Tuesday, August 21, 2007
Collect This! Batman: The Lazarus Affair 4
After weeks of set up, we have finally reached the explosive conclusion of "The Lazarus Affair!"
As usual in these situations, Ra's al Ghul presents Batman with a choice: immortality and life in paradise fathering genetically perfect children with Ra's's hot daughter, or death. Batman, not one to be limited by binary thinking, goes for the third option: hand-to-hand combat.
(Now that I think about it, that's always the choice Batman takes. Surrender or watch a hostage die? Batman chooses punching instead. White or wheat? Paper or plastic? The outcome is always the same.)
This is basically how every meeting between Batman and Ra's al Ghul ends: two guys with excellent taste in capes throwing down.
Before the fighting begins, however, Ra's needs to find a metaphor to explain his relationship with Batman. Luckily, Ra's keeps a cobra around for just such an occasion.
A cobra cage hanging from the ceiling of a computer lab really serves no purpose other than providing a handy metaphor (or it could work as a good motivational tool for employees. If productivity were slipping, Ra's could move to the cage and ask, "When did you say my plans for world domination would be complete?" In the choice between the carrot or the stick, Ra's chooses the snake.). However, in order to illustrate his comparison, he has to kill the snake every time, so he has to have a good back-up supply of snakes. Or maybe he has cages of various animals around for this purpose--the snake metaphor probably gets tired after a while.
Before the fighting starts, however, Batman and Ra's have to be reminded of their common ground: Talia. In this case, she gets in the way of a machine gun fired by Ra's's chief scientist, Saltzer, which inspires characters to speak with an excessive amount of alliteration:
"Saltzer, you snivelling sycophant!" "Despite all she has done, Talia was my daughter!" "He deserved to die!" "She's breathing, but just barely!" It's a little known fact that, in some schools of martial arts, the alliterative attack is the first stage of a fight to the death.
And Ra's breaks Saltzer's neck with a backhanded pimp-slap.
Once Talia is healed by a dip in the Lazarus Pit, Batman and her father can commence to fighting. For a while, it seems that Ra's has the upper-hand, but Batman eventually leg-tosses Ra's into the Lazarus Pit. Though this should be the end of things, it isn't, and a red, flaming, insane Ra's al Ghul rises from the pit to continue the fight.
In the finale to this battle, we learn something that we probably should have always known about Ra's al Ghul:
Ra's is a top.
The fight ends with Batman giving Ra's another toss into the Lazarus Pit, this time also causing the pit to flame up and destroy Infinity Island. Batman and Talia manage to escape in a helicopter, where Batman succumbs to the injuries he suffered in the fight.
The story ends with an epilogue where a wheelchair-bound Bruce Wayne recovers in his penthouse home. The triangle between Batman, Robin, and Talia that had been established in the early chapters also resolves itself. Talia leaves to face her impending old age alone, while Robin decides to stick around and work again as Batman's partner for a while.

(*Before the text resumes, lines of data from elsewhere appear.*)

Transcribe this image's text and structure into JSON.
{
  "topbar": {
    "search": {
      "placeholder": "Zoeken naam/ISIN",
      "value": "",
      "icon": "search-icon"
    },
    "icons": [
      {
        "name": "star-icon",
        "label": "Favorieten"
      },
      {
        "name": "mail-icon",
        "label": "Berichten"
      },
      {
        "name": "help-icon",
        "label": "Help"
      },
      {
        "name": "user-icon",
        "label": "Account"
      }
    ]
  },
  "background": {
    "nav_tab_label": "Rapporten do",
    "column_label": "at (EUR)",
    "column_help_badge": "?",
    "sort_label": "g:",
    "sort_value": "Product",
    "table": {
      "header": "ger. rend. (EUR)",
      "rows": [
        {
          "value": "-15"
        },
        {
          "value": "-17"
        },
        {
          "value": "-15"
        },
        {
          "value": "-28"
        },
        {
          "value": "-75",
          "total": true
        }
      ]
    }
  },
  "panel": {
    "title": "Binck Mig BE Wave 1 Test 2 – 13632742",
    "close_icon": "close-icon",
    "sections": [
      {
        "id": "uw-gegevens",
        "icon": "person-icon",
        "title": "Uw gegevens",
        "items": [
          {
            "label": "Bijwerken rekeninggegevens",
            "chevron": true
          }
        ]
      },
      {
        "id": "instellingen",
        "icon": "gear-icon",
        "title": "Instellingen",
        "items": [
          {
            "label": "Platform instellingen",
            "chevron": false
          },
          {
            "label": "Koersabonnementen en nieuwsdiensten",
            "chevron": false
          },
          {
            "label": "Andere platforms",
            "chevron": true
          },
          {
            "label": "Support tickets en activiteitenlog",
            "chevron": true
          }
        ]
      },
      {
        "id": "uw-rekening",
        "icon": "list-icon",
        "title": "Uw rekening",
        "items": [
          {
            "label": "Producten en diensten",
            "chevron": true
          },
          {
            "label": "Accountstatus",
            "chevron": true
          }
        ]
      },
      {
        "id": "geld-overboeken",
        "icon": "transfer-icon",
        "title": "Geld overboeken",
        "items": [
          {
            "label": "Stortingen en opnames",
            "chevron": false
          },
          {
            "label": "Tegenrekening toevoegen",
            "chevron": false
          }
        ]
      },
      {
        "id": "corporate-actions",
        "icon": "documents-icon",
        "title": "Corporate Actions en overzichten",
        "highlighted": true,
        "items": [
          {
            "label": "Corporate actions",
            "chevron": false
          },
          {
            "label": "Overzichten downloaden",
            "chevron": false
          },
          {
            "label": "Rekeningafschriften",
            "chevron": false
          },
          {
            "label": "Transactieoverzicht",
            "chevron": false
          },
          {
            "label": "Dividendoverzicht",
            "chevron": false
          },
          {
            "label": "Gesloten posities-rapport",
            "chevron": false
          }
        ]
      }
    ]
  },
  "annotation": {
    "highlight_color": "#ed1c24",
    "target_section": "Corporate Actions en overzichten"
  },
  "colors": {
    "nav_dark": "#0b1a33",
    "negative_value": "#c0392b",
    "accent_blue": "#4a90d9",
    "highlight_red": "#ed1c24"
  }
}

This story does have some goofiness common to Bronze Age DC comics, but writer Marv Wolfman sets up a fun multipart adventure (when such stories were rare) that hits all the high notes of classic Ra's al Ghul conflicts. And when 12-year-old Dr. K read this story when it first came out, he loved the inclusion of an obscure character like King Faraday (Wolfman later turned Faraday into the go-to secret agent for the DC universe, including him in some issues of New Teen Titans as well.). As I said in an earlier post, I'd really like to see DC put out a second volume of the Tales of the Demon trade, to include this and the great "Bat-Murderer!" multiparter from Detective Comics 444-448 (more on that story in a future post).